By the way, is there other ways to make the background transparent without using color-keying? as in there is no background at all, 3D objects are just on top the desktop screen itself like a widget
Last edited by phixuannhat on Mon Aug 16, 2010 9:44 am, edited 1 time in total.
This looks like its working as intended (by Windows designers).
To have window border solid, probably you will need to grab desktop picture under your window and then render it before your transparent picture, "simulating" transparence.

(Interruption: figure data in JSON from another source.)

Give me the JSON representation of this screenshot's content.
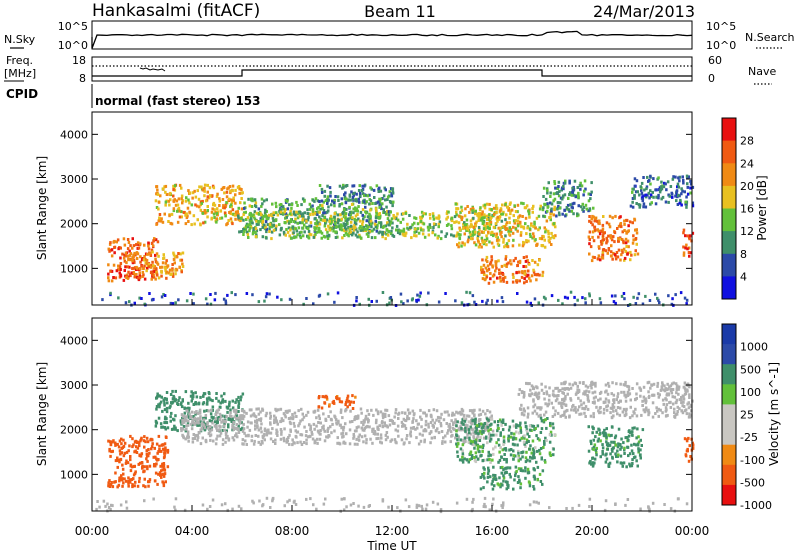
{
  "header": {
    "station": "Hankasalmi (fitACF)",
    "beam": "Beam 11",
    "date": "24/Mar/2013"
  },
  "summary": {
    "nsky_label": "N.Sky",
    "nsearch_label": "N.Search",
    "noise_ticks": [
      "10^5",
      "10^0"
    ],
    "freq_label_1": "Freq.",
    "freq_label_2": "[MHz]",
    "freq_ticks": [
      "18",
      "8"
    ],
    "nave_label": "Nave",
    "nave_ticks": [
      "60",
      "0"
    ],
    "cpid_label": "CPID",
    "cpid_text": "normal (fast stereo) 153"
  },
  "colors": {
    "power_scale": [
      "#1010e0",
      "#2c4aa8",
      "#3f8f6a",
      "#62c03a",
      "#e8c020",
      "#f08a14",
      "#f05a12",
      "#e81010"
    ],
    "velocity_scale": [
      "#e81010",
      "#f05a12",
      "#f08a14",
      "#c9c7c2",
      "#c9c7c2",
      "#62c03a",
      "#3f8f6a",
      "#2c4aa8",
      "#1a3aa8"
    ],
    "ground_scatter": "#b0b0b0"
  },
  "chart_data": [
    {
      "type": "heatmap",
      "name": "power",
      "ylabel": "Slant Range [km]",
      "colorbar_label": "Power [dB]",
      "colorbar_ticks": [
        "28",
        "24",
        "20",
        "16",
        "12",
        "8",
        "4"
      ],
      "y_ticks": [
        "4000",
        "3000",
        "2000",
        "1000"
      ],
      "ylim": [
        180,
        4500
      ],
      "xlim": [
        0,
        24
      ],
      "units_x": "hours UT",
      "colorbar_range": [
        0,
        32
      ],
      "blobs": [
        {
          "t0": 0.6,
          "t1": 2.6,
          "r0": 750,
          "r1": 1700,
          "power": 26
        },
        {
          "t0": 1.3,
          "t1": 3.6,
          "r0": 800,
          "r1": 1400,
          "power": 22
        },
        {
          "t0": 2.5,
          "t1": 6.0,
          "r0": 2000,
          "r1": 2900,
          "power": 20
        },
        {
          "t0": 5.8,
          "t1": 12.0,
          "r0": 1800,
          "r1": 2600,
          "power": 12
        },
        {
          "t0": 6.0,
          "t1": 16.5,
          "r0": 1700,
          "r1": 2300,
          "power": 14
        },
        {
          "t0": 9.0,
          "t1": 12.0,
          "r0": 2500,
          "r1": 2900,
          "power": 9
        },
        {
          "t0": 14.5,
          "t1": 18.5,
          "r0": 1500,
          "r1": 2500,
          "power": 18
        },
        {
          "t0": 15.5,
          "t1": 18.0,
          "r0": 700,
          "r1": 1300,
          "power": 24
        },
        {
          "t0": 18.0,
          "t1": 20.0,
          "r0": 2200,
          "r1": 3000,
          "power": 10
        },
        {
          "t0": 19.8,
          "t1": 21.8,
          "r0": 1200,
          "r1": 2200,
          "power": 24
        },
        {
          "t0": 21.5,
          "t1": 24.0,
          "r0": 2400,
          "r1": 3100,
          "power": 8
        },
        {
          "t0": 23.6,
          "t1": 24.0,
          "r0": 1300,
          "r1": 1900,
          "power": 26
        },
        {
          "t0": 0.0,
          "t1": 24.0,
          "r0": 200,
          "r1": 500,
          "power": 6
        }
      ]
    },
    {
      "type": "heatmap",
      "name": "velocity",
      "ylabel": "Slant Range [km]",
      "colorbar_label": "Velocity [m s^-1]",
      "colorbar_ticks": [
        "1000",
        "500",
        "100",
        "25",
        "-25",
        "-100",
        "-500",
        "-1000"
      ],
      "y_ticks": [
        "4000",
        "3000",
        "2000",
        "1000"
      ],
      "ylim": [
        180,
        4500
      ],
      "xlim": [
        0,
        24
      ],
      "colorbar_range": [
        -1000,
        1000
      ],
      "x_ticks": [
        "00:00",
        "04:00",
        "08:00",
        "12:00",
        "16:00",
        "20:00",
        "00:00"
      ],
      "xlabel": "Time UT",
      "blobs": [
        {
          "t0": 0.6,
          "t1": 3.0,
          "r0": 750,
          "r1": 1900,
          "velocity": -300,
          "gs": false
        },
        {
          "t0": 2.5,
          "t1": 6.0,
          "r0": 2000,
          "r1": 2900,
          "velocity": 300,
          "gs": false
        },
        {
          "t0": 3.5,
          "t1": 16.0,
          "r0": 1700,
          "r1": 2500,
          "velocity": 0,
          "gs": true
        },
        {
          "t0": 9.0,
          "t1": 10.5,
          "r0": 2500,
          "r1": 2800,
          "velocity": -200,
          "gs": false
        },
        {
          "t0": 14.5,
          "t1": 18.5,
          "r0": 1300,
          "r1": 2300,
          "velocity": 150,
          "gs": false
        },
        {
          "t0": 15.5,
          "t1": 18.0,
          "r0": 700,
          "r1": 1200,
          "velocity": 200,
          "gs": false
        },
        {
          "t0": 17.0,
          "t1": 24.0,
          "r0": 2300,
          "r1": 3100,
          "velocity": 0,
          "gs": true
        },
        {
          "t0": 19.8,
          "t1": 22.0,
          "r0": 1200,
          "r1": 2100,
          "velocity": 250,
          "gs": false
        },
        {
          "t0": 23.6,
          "t1": 24.0,
          "r0": 1300,
          "r1": 1900,
          "velocity": -300,
          "gs": false
        },
        {
          "t0": 0.0,
          "t1": 24.0,
          "r0": 200,
          "r1": 500,
          "velocity": 0,
          "gs": true
        }
      ]
    }
  ]
}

Of course this will not update the picture if desktop under your window or any underlying window has changed.
The only thing I can think of to do it like you want is not irrlicht related. You need to grab the desktop hdc with GetDC(0), then get the pixels around where you want to blend and blend them yourself.
Lonesome Ducky wrote:The only thing I can think of to do it like you want is not irrlicht related. You need to grab the desktop hdc with GetDC(0), then get the pixels around where you want to blend and blend them yourself.

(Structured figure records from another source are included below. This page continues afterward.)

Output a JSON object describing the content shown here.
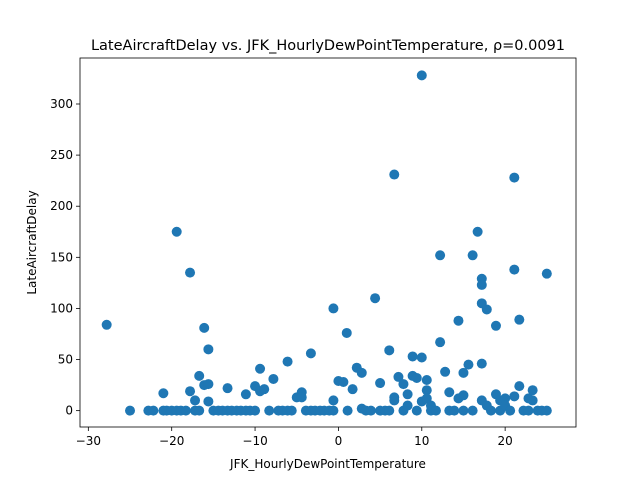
{
  "chart_data": {
    "type": "scatter",
    "title": "LateAircraftDelay vs. JFK_HourlyDewPointTemperature, ρ=0.0091",
    "xlabel": "JFK_HourlyDewPointTemperature",
    "ylabel": "LateAircraftDelay",
    "xlim": [
      -31,
      28.5
    ],
    "ylim": [
      -16,
      345
    ],
    "xticks": [
      -30,
      -20,
      -10,
      0,
      10,
      20
    ],
    "yticks": [
      0,
      50,
      100,
      150,
      200,
      250,
      300
    ],
    "grid": false,
    "legend": "none",
    "marker_color": "#1f77b4",
    "series": [
      {
        "points": [
          [
            -27.8,
            84
          ],
          [
            -25,
            0
          ],
          [
            -22.8,
            0
          ],
          [
            -22.2,
            0
          ],
          [
            -21,
            17
          ],
          [
            -21,
            0
          ],
          [
            -20.6,
            0
          ],
          [
            -20,
            0
          ],
          [
            -19.4,
            175
          ],
          [
            -19.4,
            0
          ],
          [
            -18.9,
            0
          ],
          [
            -18.3,
            0
          ],
          [
            -17.8,
            135
          ],
          [
            -17.8,
            19
          ],
          [
            -17.2,
            0
          ],
          [
            -17.2,
            10
          ],
          [
            -16.7,
            34
          ],
          [
            -16.7,
            0
          ],
          [
            -16.1,
            81
          ],
          [
            -16.1,
            25
          ],
          [
            -15.6,
            60
          ],
          [
            -15.6,
            26
          ],
          [
            -15.6,
            9
          ],
          [
            -15,
            0
          ],
          [
            -14.4,
            0
          ],
          [
            -13.9,
            0
          ],
          [
            -13.3,
            22
          ],
          [
            -13.3,
            0
          ],
          [
            -12.8,
            0
          ],
          [
            -12.2,
            0
          ],
          [
            -11.7,
            0
          ],
          [
            -11.1,
            16
          ],
          [
            -11.1,
            0
          ],
          [
            -10.6,
            0
          ],
          [
            -10,
            24
          ],
          [
            -10,
            0
          ],
          [
            -9.4,
            41
          ],
          [
            -9.4,
            19
          ],
          [
            -8.9,
            21
          ],
          [
            -8.3,
            0
          ],
          [
            -7.8,
            31
          ],
          [
            -7.2,
            0
          ],
          [
            -6.7,
            0
          ],
          [
            -6.1,
            48
          ],
          [
            -6.1,
            0
          ],
          [
            -5.6,
            0
          ],
          [
            -5,
            13
          ],
          [
            -4.4,
            18
          ],
          [
            -4.4,
            13
          ],
          [
            -3.9,
            0
          ],
          [
            -3.3,
            56
          ],
          [
            -3.3,
            0
          ],
          [
            -2.8,
            0
          ],
          [
            -2.2,
            0
          ],
          [
            -1.7,
            0
          ],
          [
            -1.1,
            0
          ],
          [
            -0.6,
            100
          ],
          [
            -0.6,
            10
          ],
          [
            -0.6,
            0
          ],
          [
            0,
            29
          ],
          [
            0.6,
            28
          ],
          [
            1,
            76
          ],
          [
            1.1,
            0
          ],
          [
            1.7,
            21
          ],
          [
            2.2,
            42
          ],
          [
            2.8,
            37
          ],
          [
            2.8,
            2
          ],
          [
            3.3,
            0
          ],
          [
            3.9,
            0
          ],
          [
            4.4,
            110
          ],
          [
            5,
            27
          ],
          [
            5,
            0
          ],
          [
            5.6,
            0
          ],
          [
            6.1,
            59
          ],
          [
            6.1,
            0
          ],
          [
            6.7,
            231
          ],
          [
            6.7,
            13
          ],
          [
            6.7,
            10
          ],
          [
            7.2,
            33
          ],
          [
            7.8,
            26
          ],
          [
            7.8,
            0
          ],
          [
            8.3,
            16
          ],
          [
            8.3,
            5
          ],
          [
            8.9,
            53
          ],
          [
            8.9,
            34
          ],
          [
            9.4,
            32
          ],
          [
            9.4,
            0
          ],
          [
            10,
            328
          ],
          [
            10,
            52
          ],
          [
            10,
            9
          ],
          [
            10.6,
            30
          ],
          [
            10.6,
            20
          ],
          [
            10.6,
            12
          ],
          [
            11.1,
            5
          ],
          [
            11.1,
            0
          ],
          [
            11.7,
            0
          ],
          [
            12.2,
            152
          ],
          [
            12.2,
            67
          ],
          [
            12.8,
            38
          ],
          [
            13.3,
            18
          ],
          [
            13.3,
            0
          ],
          [
            13.9,
            0
          ],
          [
            14.4,
            88
          ],
          [
            14.4,
            12
          ],
          [
            15,
            37
          ],
          [
            15,
            15
          ],
          [
            15,
            0
          ],
          [
            15.6,
            45
          ],
          [
            16.1,
            152
          ],
          [
            16.1,
            0
          ],
          [
            16.7,
            175
          ],
          [
            17.2,
            129
          ],
          [
            17.2,
            123
          ],
          [
            17.2,
            105
          ],
          [
            17.2,
            46
          ],
          [
            17.2,
            10
          ],
          [
            17.8,
            99
          ],
          [
            17.8,
            5
          ],
          [
            18.3,
            0
          ],
          [
            18.9,
            83
          ],
          [
            18.9,
            16
          ],
          [
            19.4,
            10
          ],
          [
            19.4,
            0
          ],
          [
            20,
            12
          ],
          [
            20,
            5
          ],
          [
            20.6,
            0
          ],
          [
            21.1,
            228
          ],
          [
            21.1,
            138
          ],
          [
            21.1,
            14
          ],
          [
            21.7,
            89
          ],
          [
            21.7,
            24
          ],
          [
            22.2,
            0
          ],
          [
            22.8,
            12
          ],
          [
            22.8,
            0
          ],
          [
            23.3,
            20
          ],
          [
            23.3,
            10
          ],
          [
            23.9,
            0
          ],
          [
            24.4,
            0
          ],
          [
            25,
            134
          ],
          [
            25,
            0
          ]
        ]
      }
    ]
  }
}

Any sources do I need to look for? coz I'm not familiar with window programming. thanks
I actually managed to accomplish this with opengl. I almost achieved a rasonable frame rate too, but not really.
As a rendering device, I'm sure that, if it was supported by windows, could be an option; but...
You have to create the window with WS_EX_LAYERED, and really I don't think it works very well except if you create it borderless, and then you would use UpdateLayeredWindowIndirect (vista+) or UpdateLayeredWindow(XP) which takes two HDC's and copies one from your bitmap into the screen. So I created an OpenGL context that rendered just to an hBitmap in a hMemDC that was a memory-only surface... but, this resides in phsyical memory of the system not video memory, so the UpdateLayeredWindow copies from system memory into video memory; and that is VERY slow.
What I tried next was to actually render to an OpenGL context that was off-screen (4000,4000), so the buffer was already on the card, and the opengl could be done in hardware; then I used pbuffers to copy the image into system memory which I could then use UpdateLayeredWindow to output it.
It also ends up that it doesn't work without some post processing in the middle - opengl doesn't generate an alpha attribute (even along the anti-aliased edjdes) so you only end up with color component, which windows blends by addin only - so black isn't black - it's the current background plus nothing; so what you get is a progression to white... because if you have blue and out it over a yellow pixel, it will be 255,255,0 + 0,0,255 = 255,255,255 (white), and it clamps at white.
So this means that if you put your opengl animation over a white window like most explorer windows, you don't see your whites, and black doesn't make it dark, so you end up with a bit of image over the dark text.